Cavill migrated to Australia, reaching Melbourne with his family in February 1879. He soon moved to Sydney and set up as a ‘professor of swimming’ at his Lavender Bay Baths. In 1884 he published a pamphlet How to Learn to Swim which outlined his theories on ‘natations’.
Cavill’s name looms large in the history of Australian swimming. Very rarely can one person, or in this case a family, lay claim to being the starting point of a particular sport in Australian history. However, without doubt, the Cavill clan are entitled to the phrase “the first family of Australian swimming”.
While it was islander Alick Wickham who introduced the crawl stroke, it was Cavill and his family who refined it, spread it through Australia and the world, and caused it to re-write all the record books. Cavill became Australia’s first notable swimming coach. His son Sydney Cavill invented the butterfly stroke
Cavill’s greatest Australian feats included swimming from Parramatta to Sydney, and eighteen miles from Glenelg (South Australia) to the Semaphore.
In 1888 he went back to England for a brief visit, but when he arrived back in Sydney he found his old Lavender Bay Baths, which he had leased, had been resumed for the construction of the North Shore railway. He was promised £3000 compensation but eventually ended up with £300 pounds.
The infuriated Cavill created such a ruckus that the state government gave him permission to set up new baths at Farm Cove. This was the site of Cavill’s first Floating Baths or “natatorium”, a floating bath constructed of timber slats and iron tanks. He opened two more natatoriums at Lavender Bay and Woolloomooloo.
He and his children taught swimming and lifesaving at the natatoroum for many years until a vicious storm one winter’s night in 1909. The bath was blown across the harbor and smashed up on the rocks.

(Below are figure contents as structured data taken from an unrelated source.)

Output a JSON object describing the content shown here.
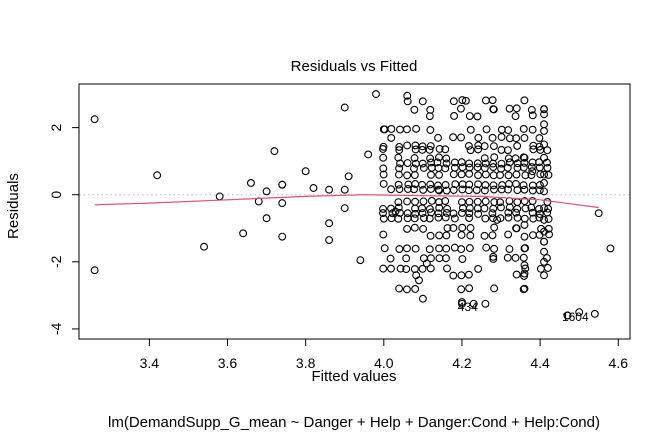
{
  "chart_data": {
    "type": "scatter",
    "title": "Residuals vs Fitted",
    "xlabel": "Fitted values",
    "ylabel": "Residuals",
    "subtitle": "lm(DemandSupp_G_mean ~ Danger + Help + Danger:Cond + Help:Cond)",
    "xlim": [
      3.22,
      4.63
    ],
    "ylim": [
      -4.3,
      3.3
    ],
    "x_ticks": [
      3.4,
      3.6,
      3.8,
      4.0,
      4.2,
      4.4,
      4.6
    ],
    "x_tick_labels": [
      "3.4",
      "3.6",
      "3.8",
      "4.0",
      "4.2",
      "4.4",
      "4.6"
    ],
    "y_ticks": [
      -4,
      -2,
      0,
      2
    ],
    "y_tick_labels": [
      "-4",
      "-2",
      "0",
      "2"
    ],
    "reference_line": {
      "y": 0,
      "style": "dotted",
      "color": "#bdbdbd"
    },
    "smooth_line": {
      "color": "#df536b",
      "x": [
        3.26,
        3.4,
        3.6,
        3.8,
        3.95,
        4.1,
        4.25,
        4.4,
        4.55
      ],
      "y": [
        -0.3,
        -0.25,
        -0.15,
        -0.05,
        0.0,
        -0.03,
        -0.05,
        -0.15,
        -0.38
      ]
    },
    "points": {
      "x": [
        3.26,
        3.26,
        3.42,
        3.54,
        3.58,
        3.64,
        3.66,
        3.68,
        3.7,
        3.7,
        3.72,
        3.74,
        3.74,
        3.74,
        3.74,
        3.8,
        3.82,
        3.86,
        3.86,
        3.86,
        3.9,
        3.9,
        3.9,
        3.91,
        3.94,
        3.96,
        3.98,
        4.0,
        4.03,
        4.06,
        4.09,
        4.1,
        4.11,
        4.14,
        4.2,
        4.2,
        4.21,
        4.23,
        4.26,
        4.28,
        4.28,
        4.29,
        4.34,
        4.36,
        4.38,
        4.41,
        4.41,
        4.47,
        4.47,
        4.5,
        4.54,
        4.55,
        4.58
      ],
      "y": [
        2.25,
        -2.25,
        0.58,
        -1.55,
        -0.05,
        -1.15,
        0.35,
        -0.2,
        -0.7,
        0.1,
        1.3,
        0.3,
        -0.25,
        -1.25,
        0.3,
        0.7,
        0.2,
        -0.85,
        -1.35,
        0.15,
        2.6,
        -0.4,
        0.15,
        0.55,
        -1.95,
        1.2,
        3.0,
        1.95,
        -0.5,
        2.95,
        -2.55,
        -3.1,
        -2.05,
        0.15,
        -3.2,
        -3.25,
        2.8,
        -3.25,
        -3.25,
        -1.85,
        2.55,
        -0.75,
        -1.0,
        1.1,
        0.7,
        2.55,
        -1.4,
        -3.6,
        -3.6,
        -3.5,
        -3.55,
        -0.55,
        -1.6
      ],
      "note": "Plus dense vertical stripes of points between fitted values 4.0 and 4.42, residuals roughly -2.8 to 2.8."
    },
    "point_labels": [
      {
        "text": "434",
        "x": 4.215,
        "y": -3.35
      },
      {
        "text": "1604",
        "x": 4.49,
        "y": -3.65
      }
    ]
  }
}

The then 70 year old Cavill felt he was too old to build another and decided to retire along with the bath. He watched his sons, Ernest, Charles, Percy, Arthur, Syd and Dick, whom he had coached, achieve world fame with numerous world records.
Cavill passed away in 1927 at the age of 88. Certainly no group or family in sporting history has been more colorful nor had more influence than two generations of the Cavill family.